Testing Batteries - Manual and Automated
February 2012 Page 27
Each year I like to test my ship's batteries and replace those that do not have enough individual capacity to last 3 hours at a 1A load. But how can the average pilot perform a reasonable "real world" test with easily obtainable equipment?
See the Excel spreadsheets linked below and this Soaring magazine article for an explanation of the testing that I perform and the simple test rig that I use, along with Excel templates for gathering the data and then graphing the results.
There are three versions of the spreadsheet;
2x16 LCD Display
240x320 Color TFT Touch Display
Taking hours to manually collect battery test readings can be BORING! Lets try to automate the testing! You will be surprised how inexpensive this system is to build.
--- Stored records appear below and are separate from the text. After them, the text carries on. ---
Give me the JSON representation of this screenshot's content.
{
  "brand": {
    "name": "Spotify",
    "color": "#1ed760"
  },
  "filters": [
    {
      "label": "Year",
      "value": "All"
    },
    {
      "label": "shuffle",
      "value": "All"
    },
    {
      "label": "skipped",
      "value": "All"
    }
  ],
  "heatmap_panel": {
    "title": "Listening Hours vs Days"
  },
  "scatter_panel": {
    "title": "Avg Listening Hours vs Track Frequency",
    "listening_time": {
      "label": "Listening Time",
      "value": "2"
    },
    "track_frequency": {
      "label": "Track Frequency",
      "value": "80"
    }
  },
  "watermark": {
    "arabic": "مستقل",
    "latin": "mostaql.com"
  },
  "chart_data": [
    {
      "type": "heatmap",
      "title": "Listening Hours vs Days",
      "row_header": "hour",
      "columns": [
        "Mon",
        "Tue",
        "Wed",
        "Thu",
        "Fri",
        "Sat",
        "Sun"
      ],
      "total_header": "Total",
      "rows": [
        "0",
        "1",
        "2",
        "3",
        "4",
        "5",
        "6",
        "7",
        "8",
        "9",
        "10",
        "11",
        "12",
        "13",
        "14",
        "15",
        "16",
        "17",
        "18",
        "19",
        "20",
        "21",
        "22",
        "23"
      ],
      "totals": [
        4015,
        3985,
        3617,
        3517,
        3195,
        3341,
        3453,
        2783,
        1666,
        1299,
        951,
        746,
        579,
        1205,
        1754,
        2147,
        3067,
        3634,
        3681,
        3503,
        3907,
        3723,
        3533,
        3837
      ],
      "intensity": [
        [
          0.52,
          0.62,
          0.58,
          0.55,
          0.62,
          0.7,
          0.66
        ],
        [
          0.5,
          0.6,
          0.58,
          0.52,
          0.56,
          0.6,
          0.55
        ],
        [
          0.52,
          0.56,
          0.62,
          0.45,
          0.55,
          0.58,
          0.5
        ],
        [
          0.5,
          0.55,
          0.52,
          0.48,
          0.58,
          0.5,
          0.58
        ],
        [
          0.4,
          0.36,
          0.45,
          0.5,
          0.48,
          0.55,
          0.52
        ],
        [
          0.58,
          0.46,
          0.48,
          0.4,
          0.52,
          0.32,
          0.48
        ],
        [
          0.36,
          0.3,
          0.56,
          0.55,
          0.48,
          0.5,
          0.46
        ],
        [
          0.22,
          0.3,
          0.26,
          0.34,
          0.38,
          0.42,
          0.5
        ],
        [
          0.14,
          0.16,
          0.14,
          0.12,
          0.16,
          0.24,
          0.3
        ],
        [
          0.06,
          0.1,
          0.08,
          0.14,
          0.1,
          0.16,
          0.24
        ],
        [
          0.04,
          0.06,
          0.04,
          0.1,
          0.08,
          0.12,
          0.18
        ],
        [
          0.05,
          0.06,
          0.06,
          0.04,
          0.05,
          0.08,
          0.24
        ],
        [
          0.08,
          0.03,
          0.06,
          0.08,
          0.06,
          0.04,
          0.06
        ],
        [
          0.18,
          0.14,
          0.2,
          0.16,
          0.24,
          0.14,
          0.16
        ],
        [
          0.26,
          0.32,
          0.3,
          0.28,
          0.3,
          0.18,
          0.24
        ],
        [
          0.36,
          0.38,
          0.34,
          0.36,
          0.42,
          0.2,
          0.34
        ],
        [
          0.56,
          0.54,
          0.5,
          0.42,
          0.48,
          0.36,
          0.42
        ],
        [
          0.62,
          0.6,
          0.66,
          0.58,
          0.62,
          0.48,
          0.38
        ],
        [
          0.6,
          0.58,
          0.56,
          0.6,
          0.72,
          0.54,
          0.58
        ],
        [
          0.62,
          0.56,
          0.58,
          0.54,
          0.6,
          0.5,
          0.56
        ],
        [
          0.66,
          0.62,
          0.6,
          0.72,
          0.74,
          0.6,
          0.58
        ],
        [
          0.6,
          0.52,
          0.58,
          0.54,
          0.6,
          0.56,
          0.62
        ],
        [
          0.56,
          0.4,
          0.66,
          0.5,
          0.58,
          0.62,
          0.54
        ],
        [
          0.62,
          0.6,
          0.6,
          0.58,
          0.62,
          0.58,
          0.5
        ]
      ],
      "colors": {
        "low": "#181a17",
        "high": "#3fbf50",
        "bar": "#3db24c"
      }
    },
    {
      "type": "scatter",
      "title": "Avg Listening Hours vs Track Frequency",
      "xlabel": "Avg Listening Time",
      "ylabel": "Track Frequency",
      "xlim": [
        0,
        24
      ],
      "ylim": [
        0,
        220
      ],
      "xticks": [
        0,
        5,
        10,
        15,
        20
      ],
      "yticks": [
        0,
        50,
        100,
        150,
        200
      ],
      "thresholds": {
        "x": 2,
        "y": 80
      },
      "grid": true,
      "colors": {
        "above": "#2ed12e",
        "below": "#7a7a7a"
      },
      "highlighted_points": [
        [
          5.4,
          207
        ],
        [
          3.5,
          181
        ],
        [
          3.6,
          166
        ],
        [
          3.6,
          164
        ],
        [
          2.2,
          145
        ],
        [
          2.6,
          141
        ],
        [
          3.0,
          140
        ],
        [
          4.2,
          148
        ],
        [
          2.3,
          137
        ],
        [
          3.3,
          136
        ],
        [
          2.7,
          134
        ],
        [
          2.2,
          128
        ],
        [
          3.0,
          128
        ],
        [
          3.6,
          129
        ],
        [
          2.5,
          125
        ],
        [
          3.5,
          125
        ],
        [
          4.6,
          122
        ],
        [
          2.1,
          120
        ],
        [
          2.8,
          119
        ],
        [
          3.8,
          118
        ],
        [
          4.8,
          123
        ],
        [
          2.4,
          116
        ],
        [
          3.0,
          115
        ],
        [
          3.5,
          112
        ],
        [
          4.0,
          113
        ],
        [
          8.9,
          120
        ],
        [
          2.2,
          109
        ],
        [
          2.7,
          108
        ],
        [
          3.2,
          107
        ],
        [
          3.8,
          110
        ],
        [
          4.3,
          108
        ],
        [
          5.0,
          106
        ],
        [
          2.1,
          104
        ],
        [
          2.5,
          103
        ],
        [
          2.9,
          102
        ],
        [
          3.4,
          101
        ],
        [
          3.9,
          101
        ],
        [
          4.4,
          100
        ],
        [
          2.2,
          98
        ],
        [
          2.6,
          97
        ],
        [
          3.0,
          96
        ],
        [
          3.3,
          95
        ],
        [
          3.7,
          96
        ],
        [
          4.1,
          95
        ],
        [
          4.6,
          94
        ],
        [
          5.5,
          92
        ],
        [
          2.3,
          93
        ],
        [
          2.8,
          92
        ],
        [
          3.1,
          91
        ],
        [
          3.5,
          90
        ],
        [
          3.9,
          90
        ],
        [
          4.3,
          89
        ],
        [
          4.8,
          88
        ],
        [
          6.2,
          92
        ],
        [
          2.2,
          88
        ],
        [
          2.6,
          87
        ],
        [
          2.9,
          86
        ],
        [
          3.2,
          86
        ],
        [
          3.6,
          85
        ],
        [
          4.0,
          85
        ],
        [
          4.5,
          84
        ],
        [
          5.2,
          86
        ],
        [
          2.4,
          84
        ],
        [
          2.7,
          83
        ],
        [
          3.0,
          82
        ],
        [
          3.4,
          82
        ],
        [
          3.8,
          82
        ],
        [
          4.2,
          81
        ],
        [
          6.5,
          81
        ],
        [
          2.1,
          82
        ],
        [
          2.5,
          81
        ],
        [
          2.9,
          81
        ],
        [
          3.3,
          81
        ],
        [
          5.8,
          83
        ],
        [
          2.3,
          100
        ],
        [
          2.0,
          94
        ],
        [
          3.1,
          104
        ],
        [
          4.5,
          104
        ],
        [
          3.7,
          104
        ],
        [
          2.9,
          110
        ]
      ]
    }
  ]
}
I use an inexpensive Arduino Duemilanove single board computer along with a display shield and a few other components to automate the testing. This record the battery readings over time when connected to our test load. Readings can be manually captured but are also sent to the serial port and then captured on the Arduino development software's serial port monitoring facility. More information can be found at the Arduino developers web site.
As pictured above there are two different displays I have used (with separate code):
Because the Arduino's analog inputs have a absolute maximum voltage limit of 5Vdc I had to convert the 12Vdc battery voltage to something that the Arduino could handle. To do this I built a simple resistive voltage "divider" to protect the inputs from a battery voltage which can easily exceed 14Vdc when fully charged. The divider is made from a 22KΩ and 10KΩ resistor (nominal values) creating a lower input voltage by a ratio of 1:3.2 [10/(22+10)]. Thus to protect against an absolute maximum battery voltage of 15Vdc the divider will convert this to a quite safe 4.7Vdc input voltage to the Arduino. If your battery input is greater than 16Vdc (5Vdc x 3.2) then the voltage divider will need to be modified. See this web site for an explanation of, and calculator for, voltage dividers. For the best accuracy of the battery voltage measurements the divider's resistors' actual values (versus nominal values) need to be carefully measured and those values entered into the Arduino code.
An optional addition is a simple piezo electric buzzer connected to a digital output to chirp at each reading and then to produce an alarm at the end of the testing to tell you to disconnect the battery from the big 12Ω resistive load. These components, along with battery connection jacks, are mounted onto an Arduino breadboard shield (see the pictures) place between the Arduino and the display to create a very compact and neat package.
Arduino Code - My latest Arduino software packages for each display type can be found here. After you open Arduino code packages you will find full build instructions in the comments area near the top of each listing.
Aruduino Hardware and Components - All required Arduino hardware and the associated parts will cost between $20-$40 on eBay, Amazon, Banggood, AliExpress, Mouser, and other electronic component outlets. More hardware specifications can be found in the comment fields of the Arduino code list.